A Commentary by Ruvelle Sherman Jones
Why would Liberia entrust its national communications infrastructure to Elon Musk, a man who has openly said that empathy is bad? That statement reveals a worldview that matters when control over communication is involved. He has boasted about the power he has over sovereign leaders or how he can redirect the trajectory of a war by flipping a switch. He proved this by cutting off the internet to the Ukraine in the middle of the war they’re in.
Yes, Starlink required a spectrum license to legally use Liberia’s national airwaves. But deeply concerning is that this license could be about more than just selling Wi-Fi. When a spectrum license is granted rapidly and without rigorous scrutiny, its scope can quietly extend beyond consumer broadband into areas such as encrypted data relay or priority communications that Liberia may lack the technical capacity to inspect, regulate, or restrain.
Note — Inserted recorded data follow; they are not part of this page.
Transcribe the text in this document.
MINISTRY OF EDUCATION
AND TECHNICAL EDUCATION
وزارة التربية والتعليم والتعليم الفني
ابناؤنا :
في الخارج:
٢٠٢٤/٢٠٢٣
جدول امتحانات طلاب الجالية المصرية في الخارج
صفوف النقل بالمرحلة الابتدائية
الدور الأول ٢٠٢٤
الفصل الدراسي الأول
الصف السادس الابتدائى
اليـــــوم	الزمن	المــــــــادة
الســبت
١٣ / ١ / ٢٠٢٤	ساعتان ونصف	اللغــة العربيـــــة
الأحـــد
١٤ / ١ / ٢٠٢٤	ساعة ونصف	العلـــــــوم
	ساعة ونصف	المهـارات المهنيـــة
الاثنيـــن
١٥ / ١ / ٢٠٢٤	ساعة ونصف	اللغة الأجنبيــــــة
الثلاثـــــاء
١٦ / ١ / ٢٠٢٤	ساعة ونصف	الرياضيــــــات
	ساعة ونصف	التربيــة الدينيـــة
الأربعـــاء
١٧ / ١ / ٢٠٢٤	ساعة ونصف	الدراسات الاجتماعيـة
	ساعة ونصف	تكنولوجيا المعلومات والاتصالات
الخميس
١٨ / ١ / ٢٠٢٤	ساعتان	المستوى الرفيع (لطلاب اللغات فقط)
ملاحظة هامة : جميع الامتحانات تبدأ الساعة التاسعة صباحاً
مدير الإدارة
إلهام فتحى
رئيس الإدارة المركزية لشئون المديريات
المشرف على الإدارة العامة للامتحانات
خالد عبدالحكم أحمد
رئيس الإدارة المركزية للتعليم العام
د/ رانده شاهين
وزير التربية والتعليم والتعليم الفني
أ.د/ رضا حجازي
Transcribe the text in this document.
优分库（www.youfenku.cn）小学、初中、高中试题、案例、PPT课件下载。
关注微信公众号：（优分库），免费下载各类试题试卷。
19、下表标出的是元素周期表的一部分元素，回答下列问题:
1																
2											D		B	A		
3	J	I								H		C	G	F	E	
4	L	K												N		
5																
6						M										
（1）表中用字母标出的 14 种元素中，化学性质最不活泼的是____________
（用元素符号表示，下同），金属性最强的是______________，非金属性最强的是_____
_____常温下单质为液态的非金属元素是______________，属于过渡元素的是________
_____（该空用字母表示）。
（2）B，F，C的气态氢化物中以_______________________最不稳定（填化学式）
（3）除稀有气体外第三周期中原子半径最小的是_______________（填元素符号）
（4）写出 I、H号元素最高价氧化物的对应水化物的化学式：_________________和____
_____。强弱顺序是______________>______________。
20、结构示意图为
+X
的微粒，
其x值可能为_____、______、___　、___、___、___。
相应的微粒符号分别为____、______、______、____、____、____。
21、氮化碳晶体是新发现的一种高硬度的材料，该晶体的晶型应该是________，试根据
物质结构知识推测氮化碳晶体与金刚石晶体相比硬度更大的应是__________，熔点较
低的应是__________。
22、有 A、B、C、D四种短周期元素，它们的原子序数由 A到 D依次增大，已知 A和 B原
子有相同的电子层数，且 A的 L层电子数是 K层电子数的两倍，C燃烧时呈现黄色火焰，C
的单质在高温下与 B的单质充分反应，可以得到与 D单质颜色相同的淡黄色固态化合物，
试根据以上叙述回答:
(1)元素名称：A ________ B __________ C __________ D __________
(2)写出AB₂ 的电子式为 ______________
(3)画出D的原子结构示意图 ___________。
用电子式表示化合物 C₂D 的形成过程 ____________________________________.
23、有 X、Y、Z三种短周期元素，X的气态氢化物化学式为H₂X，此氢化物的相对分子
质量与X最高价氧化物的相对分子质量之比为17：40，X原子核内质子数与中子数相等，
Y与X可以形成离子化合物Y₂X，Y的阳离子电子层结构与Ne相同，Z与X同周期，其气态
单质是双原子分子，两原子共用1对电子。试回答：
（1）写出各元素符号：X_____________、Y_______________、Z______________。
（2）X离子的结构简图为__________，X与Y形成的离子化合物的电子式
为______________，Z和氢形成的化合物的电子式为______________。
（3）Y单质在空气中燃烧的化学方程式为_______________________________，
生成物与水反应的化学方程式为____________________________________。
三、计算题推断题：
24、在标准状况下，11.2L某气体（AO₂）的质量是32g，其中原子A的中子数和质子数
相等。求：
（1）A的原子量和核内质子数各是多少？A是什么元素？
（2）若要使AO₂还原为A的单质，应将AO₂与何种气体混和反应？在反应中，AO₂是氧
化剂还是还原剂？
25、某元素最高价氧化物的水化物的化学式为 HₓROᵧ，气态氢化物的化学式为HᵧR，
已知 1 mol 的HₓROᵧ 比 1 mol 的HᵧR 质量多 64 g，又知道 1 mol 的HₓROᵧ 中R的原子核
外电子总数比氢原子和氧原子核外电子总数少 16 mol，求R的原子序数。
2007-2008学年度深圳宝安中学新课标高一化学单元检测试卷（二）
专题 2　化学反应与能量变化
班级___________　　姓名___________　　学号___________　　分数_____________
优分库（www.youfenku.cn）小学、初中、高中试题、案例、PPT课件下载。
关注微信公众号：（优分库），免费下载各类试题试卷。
Liberia being described as the “fastest globally” to approve a Starlink spectrum license should prompt concern, not celebration. Countries with stronger regulatory capacity move slowly because they conduct national-security reviews and ensure enforceable safeguards. Liberia currently lacks the technical infrastructure to audit satellite systems operated entirely from abroad. Once active, those systems cannot realistically be inspected or restrained by local institutions.
This is not fear of technology. It is a question of sovereignty, responsibility, and consent. Speed without scrutiny has never protected vulnerable nations. History has already taught us that lesson.